AH Challenge: "Segregation today, tomorrow and forever"

Create a timeline where racial segregation in the US still exists with a POD no later than the end of World War II.
 
This would probably involve J. Edgar Hoover totally screwing the USA in one shape or another. Perhaps actual ties between MLK and the Communist Party might lead more of America to see red?

In any case, Segregation would probably be dying out on a state level if it were not mandated on a federal level--liberal states would probably act on their own to kill it. The way I see it, is without a federal mandate, the states start to curb segregation--Northern States had already made a good deal of progress by the 1950s, I imagine that by 2000, many of the Border States will have phased out Segregation.

Just in a few, Backwards states in the Cotton Belt, a sad illiberal tradition continues. There are serious problems with it there, but there is better treatment outside the South. Many States, such as New York and California, have state laws against Segregation and have been thwarted in passing a national law against it. Perhaps this is one more power left to the states to decide...
 

King Thomas

Banned
Black terroists in the South take up arms against segrigation, and abolishing it is seen as "giving in to terroism*
 
Wasn't Jim Crow abolished out of fear that it could drive newly-independent African countries into the Soviet camp?

That means we'd need to prevent the Cold War, or decolonization, or both...
 
Create a timeline where racial segregation in the US still exists with a POD no later than the end of World War II.

By later, do you mean "no POD's before WWII?"

Anyway . . . to continue . . . Nixon wins (ie Daley and LBJ don't cheat so much) in '60, and he starts pursuing the infamous "Southern Strategy." Nixon wins in '64, but his presidency sees the heavy deployment of combat troops in Vietnam, rising student opposition to the war, and the federal government looking the other way while southern states ruthlessly crush civil rights demonstrations. After MLK's assassination at a Civil Rights march (1963) the civil rights movement sees a much earlier turn toward more radical means. This is combined with increasing student militantism in the face of heavy-handed police actions against the anti-war movement (mainly student-manned and organized as OTL), combines to create a tension filled '68.

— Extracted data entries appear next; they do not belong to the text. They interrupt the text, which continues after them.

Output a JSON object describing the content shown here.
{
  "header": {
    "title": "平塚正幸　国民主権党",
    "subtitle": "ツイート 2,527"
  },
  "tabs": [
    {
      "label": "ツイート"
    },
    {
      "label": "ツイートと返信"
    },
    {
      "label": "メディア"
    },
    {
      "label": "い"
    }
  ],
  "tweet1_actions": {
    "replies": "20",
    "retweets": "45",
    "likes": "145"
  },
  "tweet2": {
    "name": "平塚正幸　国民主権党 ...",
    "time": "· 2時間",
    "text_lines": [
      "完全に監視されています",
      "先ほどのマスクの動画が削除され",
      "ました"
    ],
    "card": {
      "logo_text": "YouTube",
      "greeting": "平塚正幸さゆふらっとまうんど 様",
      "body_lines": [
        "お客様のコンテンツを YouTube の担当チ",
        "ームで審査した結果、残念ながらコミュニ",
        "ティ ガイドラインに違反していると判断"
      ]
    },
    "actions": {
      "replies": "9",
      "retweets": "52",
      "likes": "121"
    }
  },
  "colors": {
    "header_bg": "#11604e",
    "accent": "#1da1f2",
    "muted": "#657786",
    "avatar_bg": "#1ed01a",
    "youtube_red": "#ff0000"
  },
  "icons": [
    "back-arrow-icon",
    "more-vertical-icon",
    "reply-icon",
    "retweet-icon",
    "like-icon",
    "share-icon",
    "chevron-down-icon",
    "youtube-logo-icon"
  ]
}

JFK is running for the presidency again, and is widely seen as the last best hope for civil rights and student anti-war movements that are turning increasingly violent. On the other side, Ronald Reagan, in a metoric rise through Republican ranks, appears to be the candidate of the GOP after just 2 years as Governor of California. JFK's assassination during the primary campaign ends hopes of a united Democratic Party, and in Chicago a brutal floor fight results as a grieving RFK leads JFK's youthful supporters in an attempt to keep the nomination out of the hands of Hubert Humphrey. RFK's attempt fails, and he refuses the vice-presidential nomination, and refuses to campaign for the Democratic candidate, fatally wounding Humphrey's bid for the White House.

Ronald Reagan is elected in 1968, and the next 4 years sees rising violence, as radical anti-war and civil rights activists take up violence to oppose the Reagan Administration. The violence reaches a peak during the 1972 presidential campaign, when President Reagan is wounded in a failed assassination attempt. The attempt is used as an excuse to take massive action against the radical leaders of the anti-war and civil rights movement, and the so-called "Los Angeles Eight" trail runs parallel to an epic presidential contest between RFK and Ronald Reagan.

This doesn't really take us to the present day, but I don't really want to think about another 4 years of Reagan after '72, cause if you though Nixon's White House was criminal, imagine it after 12 years of power, [shudder] . . .
 
Frankly, I made a mistake. I wanted to write "no earlier" or "later" but I failed in the speed.